README.md                           # Project description.
requirements.txt                    # Azure Function requirements.
sonar-project.properties            # SonarCloud config file.
.vscode/...                         # Azure Function deployment settings.
aminoml/...                         # AminoML Python package. See AminoML.
aminoml/deployment/                 # Azure ML model deployment configs.
  score.py                          # Scoring script for model deployment.
  score_bim_longrange_loess.py      # Scoring script for bim-lr model deployment.
  score_bim_shortrange.py           # Scoring script for bim-sr model deployment.
automl_env/...                      # Snapshot of the latest AzureML-AutoML environment. Update with `make automl`
azDeployModelUponRegister/...       # Azure Function to deploy model.
azExecutePipelineUponFileSave/...   # Azure Function to execute pipeline.

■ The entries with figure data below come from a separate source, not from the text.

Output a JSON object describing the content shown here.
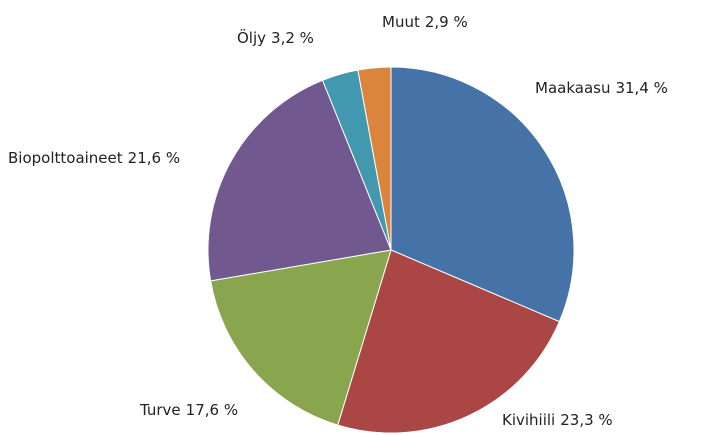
{
  "chart_data": {
    "type": "pie",
    "categories": [
      "Maakaasu",
      "Kivihiili",
      "Turve",
      "Biopolttoaineet",
      "Öljy",
      "Muut"
    ],
    "values": [
      31.4,
      23.3,
      17.6,
      21.6,
      3.2,
      2.9
    ],
    "value_labels": [
      "31,4 %",
      "23,3 %",
      "17,6 %",
      "21,6 %",
      "3,2 %",
      "2,9 %"
    ],
    "colors": [
      "#4572a7",
      "#aa4643",
      "#89a54e",
      "#71588f",
      "#4198af",
      "#db843d"
    ]
  }
}
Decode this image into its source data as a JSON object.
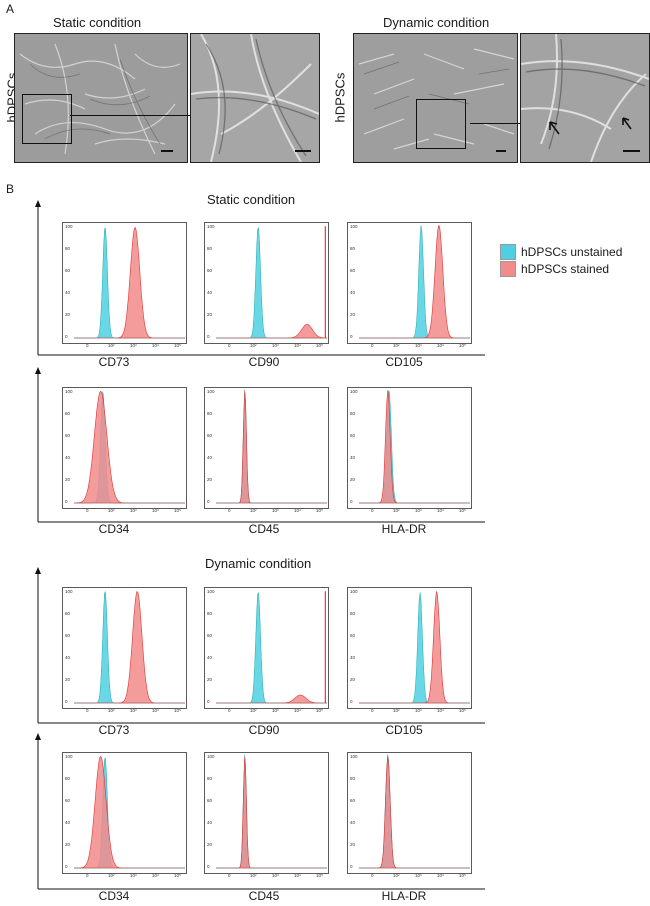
{
  "panel_a": {
    "letter": "A",
    "static_title": "Static condition",
    "dynamic_title": "Dynamic condition",
    "row_label": "hDPSCs"
  },
  "panel_b": {
    "letter": "B",
    "static_title": "Static condition",
    "dynamic_title": "Dynamic condition"
  },
  "legend": {
    "unstained": "hDPSCs unstained",
    "stained": "hDPSCs stained",
    "unstained_color": "#4fd0e2",
    "stained_color": "#f28b8b"
  },
  "markers": {
    "cd73": "CD73",
    "cd90": "CD90",
    "cd105": "CD105",
    "cd34": "CD34",
    "cd45": "CD45",
    "hladr": "HLA-DR"
  },
  "chart_data": [
    {
      "type": "area",
      "condition": "Static condition",
      "marker": "CD73",
      "ylim": [
        0,
        100
      ],
      "unstained_peak": 98,
      "stained_peak": 97
    },
    {
      "type": "area",
      "condition": "Static condition",
      "marker": "CD90",
      "ylim": [
        0,
        100
      ],
      "unstained_peak": 98,
      "stained_peak": 12
    },
    {
      "type": "area",
      "condition": "Static condition",
      "marker": "CD105",
      "ylim": [
        0,
        100
      ],
      "unstained_peak": 99,
      "stained_peak": 99
    },
    {
      "type": "area",
      "condition": "Static condition",
      "marker": "CD34",
      "ylim": [
        0,
        100
      ],
      "unstained_peak": 98,
      "stained_peak": 98
    },
    {
      "type": "area",
      "condition": "Static condition",
      "marker": "CD45",
      "ylim": [
        0,
        100
      ],
      "unstained_peak": 100,
      "stained_peak": 99
    },
    {
      "type": "area",
      "condition": "Static condition",
      "marker": "HLA-DR",
      "ylim": [
        0,
        100
      ],
      "unstained_peak": 100,
      "stained_peak": 99
    },
    {
      "type": "area",
      "condition": "Dynamic condition",
      "marker": "CD73",
      "ylim": [
        0,
        100
      ],
      "unstained_peak": 99,
      "stained_peak": 98
    },
    {
      "type": "area",
      "condition": "Dynamic condition",
      "marker": "CD90",
      "ylim": [
        0,
        100
      ],
      "unstained_peak": 98,
      "stained_peak": 7
    },
    {
      "type": "area",
      "condition": "Dynamic condition",
      "marker": "CD105",
      "ylim": [
        0,
        100
      ],
      "unstained_peak": 97,
      "stained_peak": 98
    },
    {
      "type": "area",
      "condition": "Dynamic condition",
      "marker": "CD34",
      "ylim": [
        0,
        100
      ],
      "unstained_peak": 98,
      "stained_peak": 98
    },
    {
      "type": "area",
      "condition": "Dynamic condition",
      "marker": "CD45",
      "ylim": [
        0,
        100
      ],
      "unstained_peak": 100,
      "stained_peak": 98
    },
    {
      "type": "area",
      "condition": "Dynamic condition",
      "marker": "HLA-DR",
      "ylim": [
        0,
        100
      ],
      "unstained_peak": 100,
      "stained_peak": 98
    }
  ]
}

azureml_pipeline                    # Azure ML Pipeline configs and steps.
  automl.yml                        # AutoML config for ML Pipeline.
  data_prep.py                      # Data preprocess script for ML Pipeline.
  register.py                       # Model register script for ML Pipeline.
dev_tools/
  download_automl_env.py            # Download the latest AzureML-AutoML environment from AzureML
  update_environment.sh             # Extract conda and pip requirements from the AzureML-AutoML environment snapshot
docs/                               # Documentation and mkdocs related files.
  conf/...                          # MLCore configuration files.
  img/...                           # Images used in the docs and mkdocs.
  javascripts/...                   # Javascript files used in mkdocs.
  stylesheets/...                   # CSS files used in mkdocs.
  ...                               # Documentation files.
notebooks/...                       # Jupyter notebooks.
package_requirements/               # Python package requirements.
  install_validated_requirements.py # Script to install azure-sdk validated req.
  README.md                         # Description for package_requirements/.
  requirements.txt                  # MLCore Python package requirements.
web/                                # Web app files.
  staticwebapp.config.json          # Static Web App config file.